Los barracones de madera del siglo XX han sido sustituidos en el XXI por tiendas de campaña amontonadas en campos cercanos a las fronteras que la lluvia convierte en un mar de fango. En 'Asesinos sin rostro' describía Henning Mankell la situación de los campos de refugiados en Suecia, el debate social, el odio y el miedo hacia los que vienen de fuera. El comisario Kurt Wallander mira uno de esos campos y piensa: "Sólo le falta una valla alrededor y sería un campo de concentración".

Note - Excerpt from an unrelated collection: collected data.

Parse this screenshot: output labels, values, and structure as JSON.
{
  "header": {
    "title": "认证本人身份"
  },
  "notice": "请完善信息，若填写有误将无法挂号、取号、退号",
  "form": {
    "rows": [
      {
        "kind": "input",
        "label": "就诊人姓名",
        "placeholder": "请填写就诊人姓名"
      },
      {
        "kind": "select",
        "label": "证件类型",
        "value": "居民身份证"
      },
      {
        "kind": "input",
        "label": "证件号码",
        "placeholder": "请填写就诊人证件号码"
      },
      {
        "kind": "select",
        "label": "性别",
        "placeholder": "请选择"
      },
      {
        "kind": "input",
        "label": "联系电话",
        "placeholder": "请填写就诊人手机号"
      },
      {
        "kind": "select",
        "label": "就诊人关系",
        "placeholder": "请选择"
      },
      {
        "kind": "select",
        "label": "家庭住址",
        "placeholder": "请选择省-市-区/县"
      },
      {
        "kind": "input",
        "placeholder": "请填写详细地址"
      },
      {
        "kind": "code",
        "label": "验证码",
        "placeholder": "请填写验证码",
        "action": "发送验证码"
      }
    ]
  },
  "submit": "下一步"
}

Los barracones de madera del siglo XX han sido sustituidos en el XXI por tiendas de campaña amontonadas en campos cercanos a las fronteras que la lluvia convierte en un mar de fango

Fotos de las playas y las rocas en las que reposan los cuerpos de los que han intentado la travesía de su vida, de botes hinchables que se hunden en el mar por el peso de la gente, de personas ateridas, enfermas, que son rescatadas. De momento han tenido suerte. En la isla de Lesbos muchos consiguen eludir los controles y esperan poder subir a un ferry para alcanzar el continente.

Cuenta la leyenda que a esta isla llegó la cabeza del dios Orfeo, flotando en el mar y cantando dulcemente sus profecías, hasta que el propio dios Apolo le ordenó silencio. Habría que preguntarse si fue capaz de profetizar este desastre. Quizá sí, porque el ser humano no ha cambiado demasiado a lo largo de los siglos.

Y en la soñada Europa, hombres y mujeres que han tenido la suerte de nacer cuando lo han hecho y de vivir donde viven hablan sobre el futuro de esos miles que cruzan mares y montañas, en busca, por si alguien no se ha dado cuenta, de aquello a lo que todos tenemos derecho.